Hi Typesense team, just following up on this.
k
Hi Scott. We do see a restart of the Typesense server at that time point. However, we don't have a clear stack trace on what caused this restart. Very rarely a process restart can happen suddenly without a stack trace (e.g. memory corruption that prevents capturing stack trace impossible). We will have to keep on the look out again and if it happens again, we have to add more logging to try and capture the state.
s
@Kishore Nallan would we have been protected if we were HA mode with several nodes? What is the failover threshold?
k
Yes, with HA it's unlikely that an obscure error like this will take out multiple nodes. Client will automatically fail over.
s
We need to build the client to failover? I thought you handled routing. I remember @Jason Bosco explained once the target host for a client is set based on the client DNS. Will your failover logic move them to a new host as soon as they get a 503? Or after a certain if failures? Will it move all traffic off right away (shift all clients to new host as soon as one encounters a problem?) or only point a user to a new host if they get an error? Asked another way: Many of our users will have their DNS routed to host A. If one user gets 503 and needs to be redirected, do you proactively shift all other users you have mapped to host A? Would you automatically spin up a new node and kill the old one, or do you give it some time to start responding again?
k
If your client is using the load balanced DNS this automatically happens. We recommend configuring clients using both load balanced DNS and the individual host names. The official clients can also quarantine bad hosts if individual hosts are used.
s
What are the failover thresholds for the load balanced DNS hostname?
j
30s And during that window, the client libraries use the fallback individual hostnames in a round-robin fashion
thankyou 1
s
@Jason Bosco We had another incident like this again yesterday.
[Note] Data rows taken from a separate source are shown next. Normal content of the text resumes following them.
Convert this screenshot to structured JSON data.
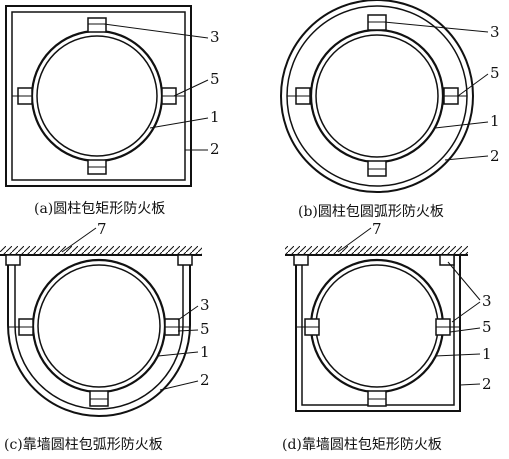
{
  "panels": [
    {
      "id": "a",
      "caption": "(a)圆柱包矩形防火板",
      "labels": [
        "3",
        "5",
        "1",
        "2"
      ]
    },
    {
      "id": "b",
      "caption": "(b)圆柱包圆弧形防火板",
      "labels": [
        "3",
        "5",
        "1",
        "2"
      ]
    },
    {
      "id": "c",
      "caption": "(c)靠墙圆柱包弧形防火板",
      "labels": [
        "7",
        "3",
        "5",
        "1",
        "2"
      ]
    },
    {
      "id": "d",
      "caption": "(d)靠墙圆柱包矩形防火板",
      "labels": [
        "7",
        "3",
        "5",
        "1",
        "2"
      ]
    }
  ],
  "colors": {
    "ink": "#111111",
    "background": "#ffffff"
  }
}
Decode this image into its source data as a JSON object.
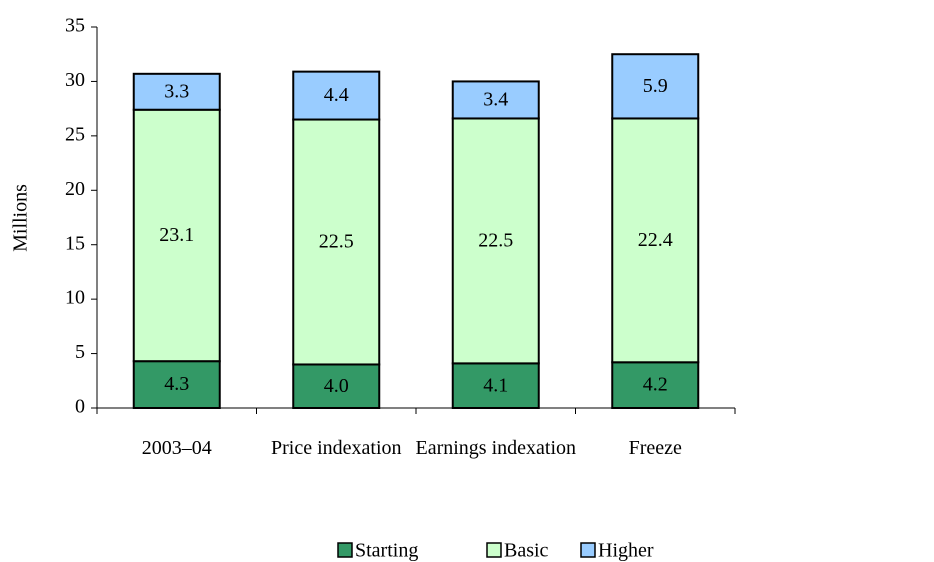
{
  "chart_data": {
    "type": "bar",
    "stacked": true,
    "y_label": "Millions",
    "categories": [
      "2003–04",
      "Price indexation",
      "Earnings indexation",
      "Freeze"
    ],
    "series": [
      {
        "name": "Starting",
        "color": "#339966",
        "values": [
          4.3,
          4.0,
          4.1,
          4.2
        ],
        "value_labels": [
          "4.3",
          "4.0",
          "4.1",
          "4.2"
        ]
      },
      {
        "name": "Basic",
        "color": "#ccffcc",
        "values": [
          23.1,
          22.5,
          22.5,
          22.4
        ],
        "value_labels": [
          "23.1",
          "22.5",
          "22.5",
          "22.4"
        ]
      },
      {
        "name": "Higher",
        "color": "#99ccff",
        "values": [
          3.3,
          4.4,
          3.4,
          5.9
        ],
        "value_labels": [
          "3.3",
          "4.4",
          "3.4",
          "5.9"
        ]
      }
    ],
    "ylim": [
      0,
      35
    ],
    "yticks": [
      0,
      5,
      10,
      15,
      20,
      25,
      30,
      35
    ]
  }
}
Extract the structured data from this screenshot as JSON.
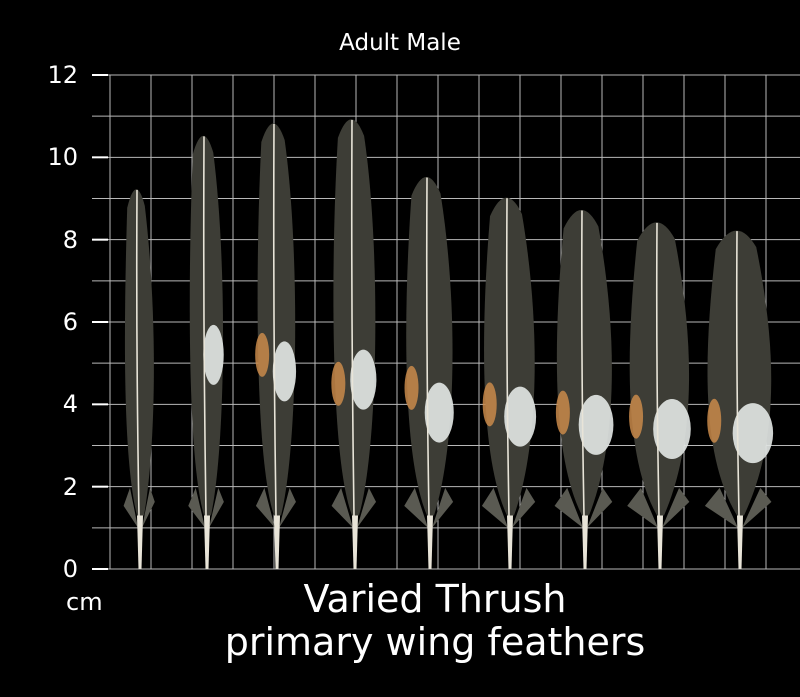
{
  "subtitle": "Adult Male",
  "unit_label": "cm",
  "title_line1": "Varied Thrush",
  "title_line2": "primary wing feathers",
  "y_axis": {
    "min": 0,
    "max": 12,
    "ticks": [
      "0",
      "2",
      "4",
      "6",
      "8",
      "10",
      "12"
    ]
  },
  "grid": true,
  "colors": {
    "background": "#000000",
    "grid": "#b8b8b8",
    "vane": "#3d3d36",
    "rachis": "#e8e4d8",
    "white_patch": "#dfe4e2",
    "orange_patch": "#c98a4a"
  },
  "feathers": [
    {
      "length_cm": 9.5,
      "patch_cm": null,
      "orange_cm": null
    },
    {
      "length_cm": 10.8,
      "patch_cm": 5.2,
      "orange_cm": null
    },
    {
      "length_cm": 11.1,
      "patch_cm": 4.8,
      "orange_cm": 5.2
    },
    {
      "length_cm": 11.2,
      "patch_cm": 4.6,
      "orange_cm": 4.5
    },
    {
      "length_cm": 9.8,
      "patch_cm": 3.8,
      "orange_cm": 4.4
    },
    {
      "length_cm": 9.3,
      "patch_cm": 3.7,
      "orange_cm": 4.0
    },
    {
      "length_cm": 9.0,
      "patch_cm": 3.5,
      "orange_cm": 3.8
    },
    {
      "length_cm": 8.7,
      "patch_cm": 3.4,
      "orange_cm": 3.7
    },
    {
      "length_cm": 8.5,
      "patch_cm": 3.3,
      "orange_cm": 3.6
    }
  ]
}
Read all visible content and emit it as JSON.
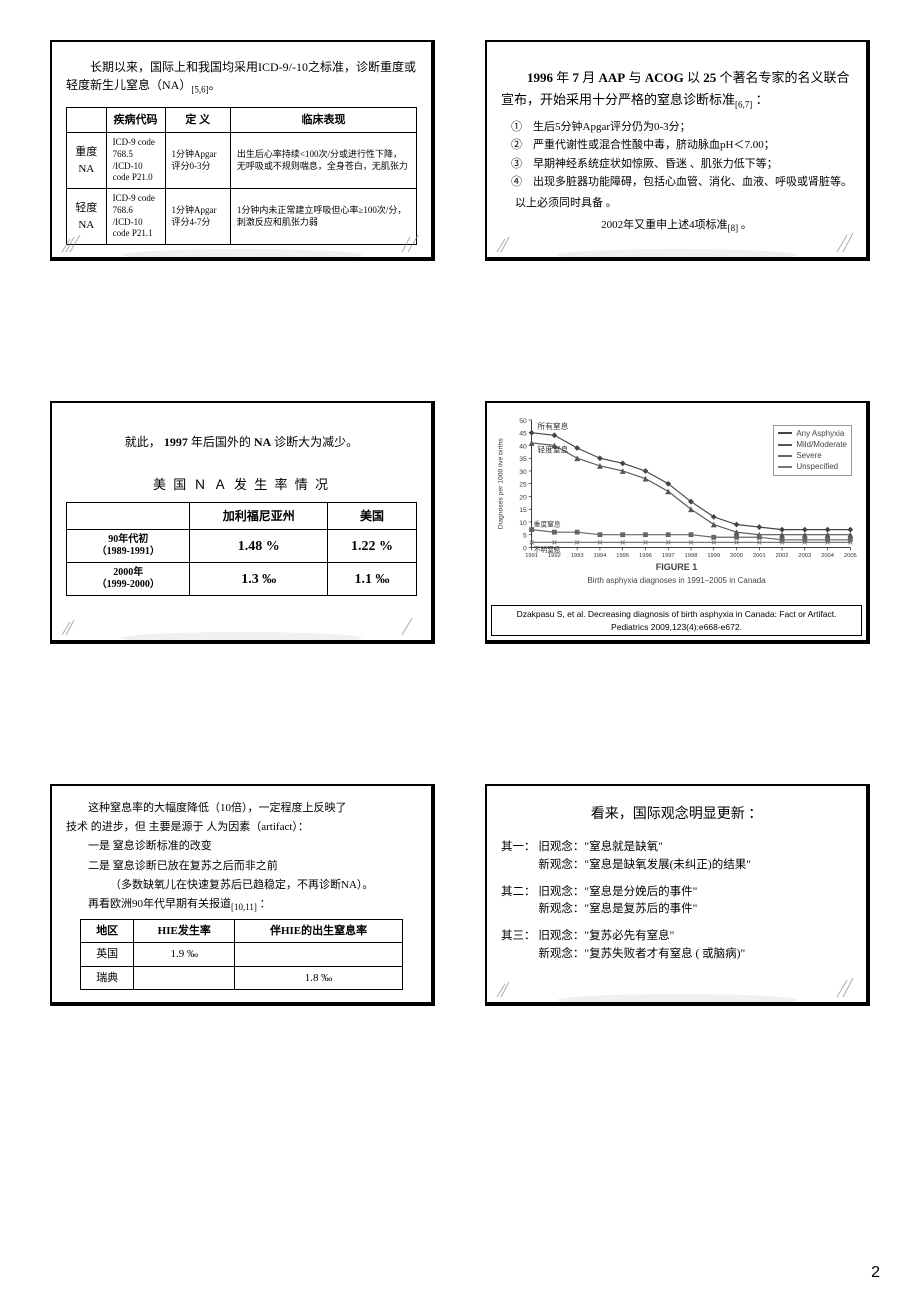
{
  "page_number": "2",
  "slide1": {
    "intro": "长期以来，国际上和我国均采用ICD-9/-10之标准，诊断重度或轻度新生儿窒息（NA）",
    "intro_ref": "[5,6]",
    "headers": [
      "",
      "疾病代码",
      "定 义",
      "临床表现"
    ],
    "rows": [
      {
        "label": "重度NA",
        "code": "ICD-9 code 768.5\n/ICD-10 code P21.0",
        "def": "1分钟Apgar评分0-3分",
        "clin": "出生后心率持续<100次/分或进行性下降，无呼吸或不规则喘息，全身苍白，无肌张力"
      },
      {
        "label": "轻度NA",
        "code": "ICD-9 code 768.6\n/ICD-10 code P21.1",
        "def": "1分钟Apgar评分4-7分",
        "clin": "1分钟内未正常建立呼吸但心率≥100次/分，刺激反应和肌张力弱"
      }
    ]
  },
  "slide2": {
    "title_parts": [
      "1996",
      "年",
      "7",
      "月",
      "AAP",
      "与",
      "ACOG",
      "以",
      "25",
      "个著名专家的名义联合宣布，开始采用十分严格的窒息诊断标准"
    ],
    "title_ref": "[6,7]",
    "items": [
      "生后5分钟Apgar评分仍为0-3分；",
      "严重代谢性或混合性酸中毒，脐动脉血pH＜7.00；",
      "早期神经系统症状如惊厥、昏迷 、肌张力低下等；",
      "出现多脏器功能障碍，包括心血管、消化、血液、呼吸或肾脏等。"
    ],
    "markers": [
      "①",
      "②",
      "③",
      "④"
    ],
    "note": "以上必须同时具备 。",
    "footer": "2002年又重申上述4项标准",
    "footer_ref": "[8]"
  },
  "slide3": {
    "line1_a": "就此，",
    "line1_b": "1997",
    "line1_c": "年后国外的",
    "line1_d": "NA",
    "line1_e": "诊断大为减少。",
    "title": "美 国 Ｎ Ａ 发 生 率 情 况",
    "col_headers": [
      "",
      "加利福尼亚州",
      "美国"
    ],
    "rows": [
      {
        "h1": "90",
        "h2": "年代初",
        "h3": "（",
        "h4": "1989-1991",
        "h5": "）",
        "v1": "1.48 %",
        "v2": "1.22 %"
      },
      {
        "h1": "2000",
        "h2": "年",
        "h3": "（",
        "h4": "1999-2000",
        "h5": "）",
        "v1": "1.3 ‰",
        "v2": "1.1 ‰"
      }
    ]
  },
  "slide4": {
    "y_ticks": [
      "50",
      "45",
      "40",
      "35",
      "30",
      "25",
      "20",
      "15",
      "10",
      "5",
      "0"
    ],
    "x_ticks": [
      "1991",
      "1992",
      "1993",
      "1994",
      "1995",
      "1996",
      "1997",
      "1998",
      "1999",
      "2000",
      "2001",
      "2002",
      "2003",
      "2004",
      "2005"
    ],
    "y_label": "Diagnoses per 1000 live births",
    "series": [
      {
        "name": "Any Asphyxia",
        "zh": "所有窒息",
        "marker": "diamond",
        "color": "#444",
        "data": [
          45,
          44,
          39,
          35,
          33,
          30,
          25,
          18,
          12,
          9,
          8,
          7,
          7,
          7,
          7
        ]
      },
      {
        "name": "Mild/Moderate",
        "zh": "轻度窒息",
        "marker": "triangle",
        "color": "#555",
        "data": [
          41,
          40,
          35,
          32,
          30,
          27,
          22,
          15,
          9,
          6,
          5,
          5,
          5,
          5,
          5
        ]
      },
      {
        "name": "Severe",
        "zh": "重度窒息",
        "marker": "square",
        "color": "#666",
        "data": [
          7,
          6,
          6,
          5,
          5,
          5,
          5,
          5,
          4,
          4,
          4,
          3,
          3,
          3,
          3
        ]
      },
      {
        "name": "Unspecified",
        "zh": "不明窒息",
        "marker": "x",
        "color": "#777",
        "data": [
          2,
          2,
          2,
          2,
          2,
          2,
          2,
          2,
          2,
          2,
          2,
          2,
          2,
          2,
          2
        ]
      }
    ],
    "fig_num": "FIGURE 1",
    "fig_title": "Birth asphyxia diagnoses in 1991–2005 in Canada",
    "cite1": "Dzakpasu S, et al.    Decreasing diagnosis of birth asphyxia in Canada: Fact or Artifact.",
    "cite2": "Pediatrics 2009,123(4):e668-e672."
  },
  "slide5": {
    "p1": "这种窒息率的大幅度降低（10倍），一定程度上反映了",
    "p2": "技术 的进步，但 主要是源于 人为因素（artifact）：",
    "p3": "一是 窒息诊断标准的改变",
    "p4": "二是 窒息诊断已放在复苏之后而非之前",
    "p5": "（多数缺氧儿在快速复苏后已趋稳定，不再诊断NA）。",
    "p6": "再看欧洲90年代早期有关报道",
    "p6_ref": "[10,11]",
    "headers": [
      "地区",
      "HIE发生率",
      "伴HIE的出生窒息率"
    ],
    "rows": [
      {
        "region": "英国",
        "hie": "1.9 ‰",
        "asph": ""
      },
      {
        "region": "瑞典",
        "hie": "",
        "asph": "1.8 ‰"
      }
    ]
  },
  "slide6": {
    "title": "看来，国际观念明显更新 ：",
    "blocks": [
      {
        "label": "其一：",
        "old": "旧观念：\"窒息就是缺氧\"",
        "new": "新观念：\"窒息是缺氧发展(未纠正)的结果\""
      },
      {
        "label": "其二：",
        "old": "旧观念：\"窒息是分娩后的事件\"",
        "new": "新观念：\"窒息是复苏后的事件\""
      },
      {
        "label": "其三：",
        "old": "旧观念：\"复苏必先有窒息\"",
        "new": "新观念：\"复苏失败者才有窒息 ( 或脑病)\""
      }
    ]
  }
}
It was from about 3:10 - 3:13 PM EDT yesterday. Very similar symptoms: peaked at 100% cpu and 90%+ during the window, search was unresponsive, and 503 (Not ready or lagging) errors. We log all pubsub messages to track writes to TypeSense, and there was no unusual spike in incoming data. But we did see a small bump in pending writes at the start of the incident. Was there anything happening on our cluster during this window you can see? I've upgraded our CPU for now just to mitigate if we're getting CPU bound for some reason. Customers notice as soon as search is down, so this is becoming an issue. What can we do to track what is causing this?
j
This time a stack trace was logged thankfully. I've filed an internal bug report for this. @Alan Martini will keep you posted on progress as we dig into it. In the meantime, if uptime is critical I would recommend enabling HA on this cluster.